-

Information Extraction and Integration from Heterogeneous Semi-structured Web Sources in the Domain of Used Cars

Radoslaw Oldakowski

Today’s Web offers access to a great amount of information about various products and services. However, with the increasing number of different information sources new problems arise. The main challenge to the customer is to find, integrate, and process all the relevant information needed for making a purchase decision. The importance of this challenge rises with the increasing product involvement. In the case of high involvement goods (being of great value/importance to the customer, e.g. cars) people engage in a more extensive decision-making process based on a detailed search for information and comparison of alternatives.

Nowadays, consumers browsing the Web for product information simply bookmark all the relevant pages and then integrate their content manually. Due to the limitations of the human mind, regarding fast processing of large amounts of information, the decision making process, based on manually integrated information, is time-consuming and error-prone. Therefore, this process is mostly limited to a small number of alternatives or to the comparison of just a few features of a given product type.
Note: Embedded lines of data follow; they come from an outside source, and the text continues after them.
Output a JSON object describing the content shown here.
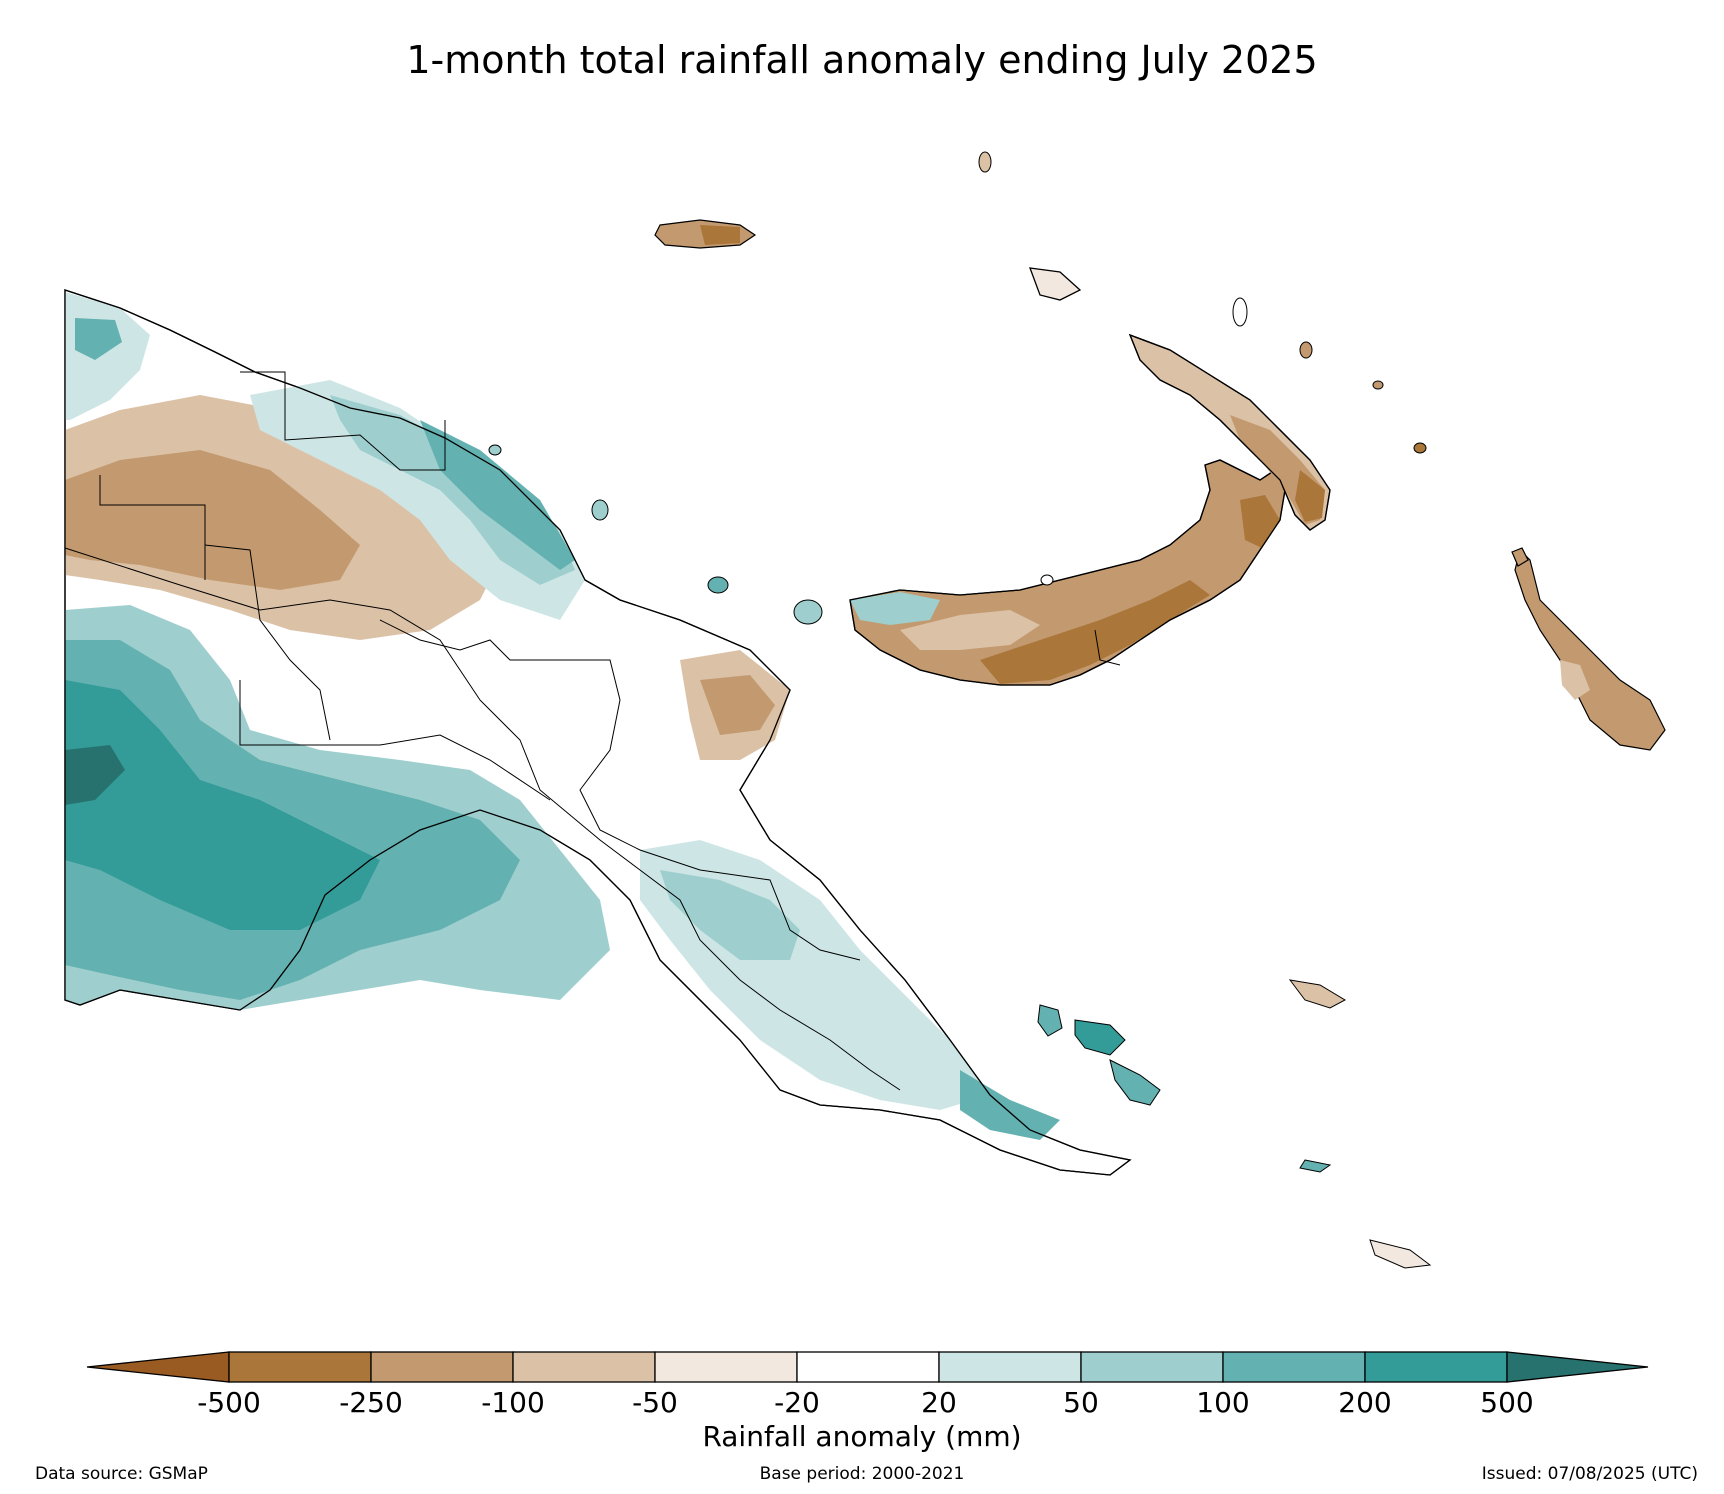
{
  "title": "1-month total rainfall anomaly ending July 2025",
  "colorbar": {
    "label": "Rainfall anomaly (mm)",
    "ticks": [
      "-500",
      "-250",
      "-100",
      "-50",
      "-20",
      "20",
      "50",
      "100",
      "200",
      "500"
    ],
    "colors": [
      "#9a5b22",
      "#ab7639",
      "#c39a6f",
      "#dbc1a6",
      "#f2e8df",
      "#ffffff",
      "#cde6e5",
      "#9ecfce",
      "#63b1b0",
      "#339b98",
      "#27726f"
    ]
  },
  "footer": {
    "source": "Data source: GSMaP",
    "base_period": "Base period: 2000-2021",
    "issued": "Issued: 07/08/2025 (UTC)"
  }
}
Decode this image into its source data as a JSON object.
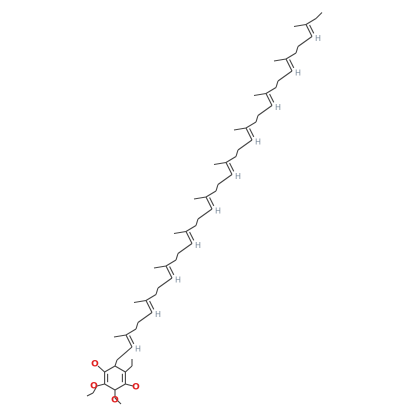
{
  "atoms": {
    "oxygen": [
      "O",
      "O",
      "O",
      "O"
    ],
    "hydrogen": [
      "H",
      "H",
      "H",
      "H",
      "H",
      "H",
      "H",
      "H",
      "H",
      "H"
    ]
  }
}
We address these problems by proposing an architecture for product information aggregation and purchase decision support based on Semantic Web technologies. In our approach, users, while browsing the Web, store product data instead of bookmarks. Having all the information stored in a machine-understandable format allows enhanced information discovery and information sharing among users, as well as automation of sophisticated tasks like detailed matching of consumer preferences with product characteristics based on information from different sources. In our proposal of the Product Information Aggregation and Purchase Decision Support Architecture we restrict our analysis to a certain kind of products from the automotive domain, namely, passenger cars. There are several rationales speaking in favour of this product category which will be further explained during the talk together with various aspects of the data extraction and integration process.
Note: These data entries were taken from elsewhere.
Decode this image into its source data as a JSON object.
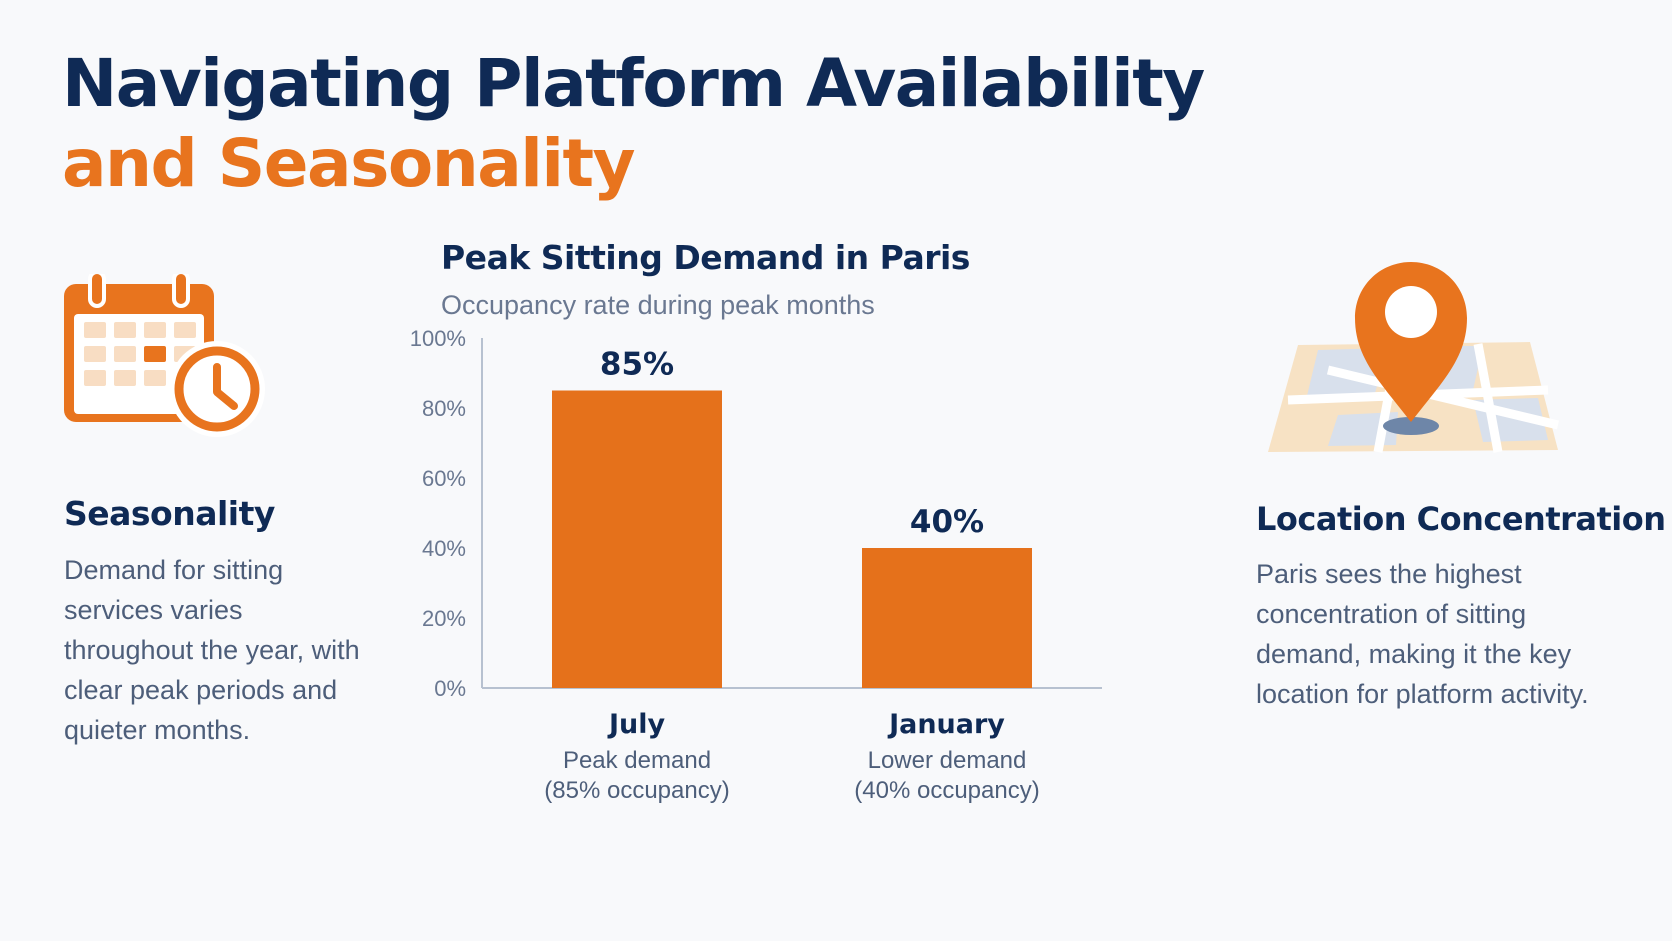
{
  "title": {
    "line1": "Navigating Platform Availability",
    "line2": "and Seasonality"
  },
  "left_panel": {
    "icon": "calendar-clock-icon",
    "heading": "Seasonality",
    "text": "Demand for sitting services varies throughout the year, with clear peak periods and quieter months."
  },
  "right_panel": {
    "icon": "map-pin-icon",
    "heading": "Location Concentration",
    "text": "Paris sees the highest concentration of sitting demand, making it the key location for platform activity."
  },
  "colors": {
    "navy": "#0f2a55",
    "orange": "#e8741e",
    "bar": "#e5711b",
    "muted_text": "#4d5e7a",
    "axis": "#b7c1d0"
  },
  "chart_data": {
    "type": "bar",
    "title": "Peak Sitting Demand in Paris",
    "subtitle": "Occupancy rate during peak months",
    "categories": [
      "July",
      "January"
    ],
    "category_descriptions": [
      [
        "Peak demand",
        "(85% occupancy)"
      ],
      [
        "Lower demand",
        "(40% occupancy)"
      ]
    ],
    "values": [
      85,
      40
    ],
    "value_labels": [
      "85%",
      "40%"
    ],
    "ylim": [
      0,
      100
    ],
    "yticks": [
      0,
      20,
      40,
      60,
      80,
      100
    ],
    "ytick_labels": [
      "0%",
      "20%",
      "40%",
      "60%",
      "80%",
      "100%"
    ],
    "xlabel": "",
    "ylabel": "",
    "grid": false,
    "legend": "none"
  }
}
Searching for information objects in the integrated product descriptions is a nontrivial task. For complex objects having multiple properties a perfect match is rarely found. Therefore, the user is also interested in a ranking of objects with respect to specified preferences. Although the SPARQL query language provides structured access to semantically rich data, a flexible framework on a higher abstraction level on top of SPARQL is needed in order to retrieve property values, to calculate their similarity and subsequently to aggregate them into an overall similarity score. Moreover, such a framework should provide means for personalized queries, be able to utilize the knowledge of concept relationships from an underlying ontology as well as offer various similarity computation and aggregation techniques. We meet those requirements by introducing SemMF, which is an easy-to-use, flexible framework for calculating semantic similarity between objects represented as arbitrary RDF graphs.